How to compare the values of 2 columns and get output into an array in Scala?

nbhan · February 16, 2024, 8:32pm

Below is the input dataframe:

val data = Seq( (5416, “il”, “ar”, “17/02/2017”), (5416, “ar”, “us”, “22/02/2017”), (5416, “us”, “au”, “01/03/2017”), (5416, “au”, “sg”, “03/03/2017”), (5416, “sg”, “be”, “10/03/2017”), (5416, “be”, “be”, “13/03/2017”), (5416, “be”, “ca”, “02/04/2017”), (5416, “ca”, “ch”, “16/06/2017”), (5416, “ch”, “cg”, “20/06/2017”), (5416, “cg”, “at”, “14/07/2017”), (5416, “at”, “no”, “23/07/2017”) ).toDF(“passengerId”, “from”, “to”, “date”)

We have to group by the passenger id and get the country codes from “FROM” and “TO” columns into an array. The country code in FROM and TO are in sync with each other. Data consists of passenger travelling from one country to another on different dates

Below is the expected output:

passengerId---------------countries
5416 ------------------------[il,ar,us,au,sg,be,ca,ch,cg,at,no]

I have used the below logic:
data.groupBy(“passengerId”)
.agg(concat(collect_list(col(“from”)),collect_list(col(“to”))).name(“countries”))

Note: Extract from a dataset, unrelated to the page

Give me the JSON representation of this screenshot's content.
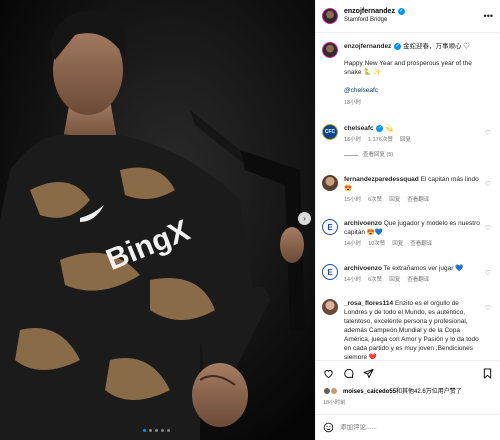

It is somehow duplicating the country codes:

[“il”, “ar”, “us”, “au”, “sg”, “be”, “be”, “ca”, “ch”, “cg”, “at”, “no”, “us”, “tk”, “cl”, “pk”, “tj”, “at”, “sg”, “nl”, “tj”]

Quafadas · February 16, 2024, 9:16pm

So… if you don’t need spark, (discard the .toDF part) then the scala std library has you covered pretty nicely. Is this what you would want?

data.groupMapReduce(_._1)(tuple => List((tuple._2, tuple._3)))(_ ++ _).foreach(println)

Which spits out;
(5416,List((il,ar), (ar,us), (us,au), (au,sg), (sg,be), (be,be), (be,ca), (ca,ch), (ch,cg), (cg,at), (at,no)))

Now, I think we can reproduce your confusion, by mapping to a List[String], instead of a List[(String, String)]?

Spot the missing brackets…

data.groupMapReduce(_._1)(tuple => List(tuple._2, tuple._3))(_ ++ _).foreach(println)

(5416,List(il, ar, ar, us, us, au, au, sg, sg, be, be, be, be, ca, ca, ch, ch, cg, cg, at, at, no))

I don’t know spark, but my guess, is that if you can translate the difference between the two examples above to Spark, it may help?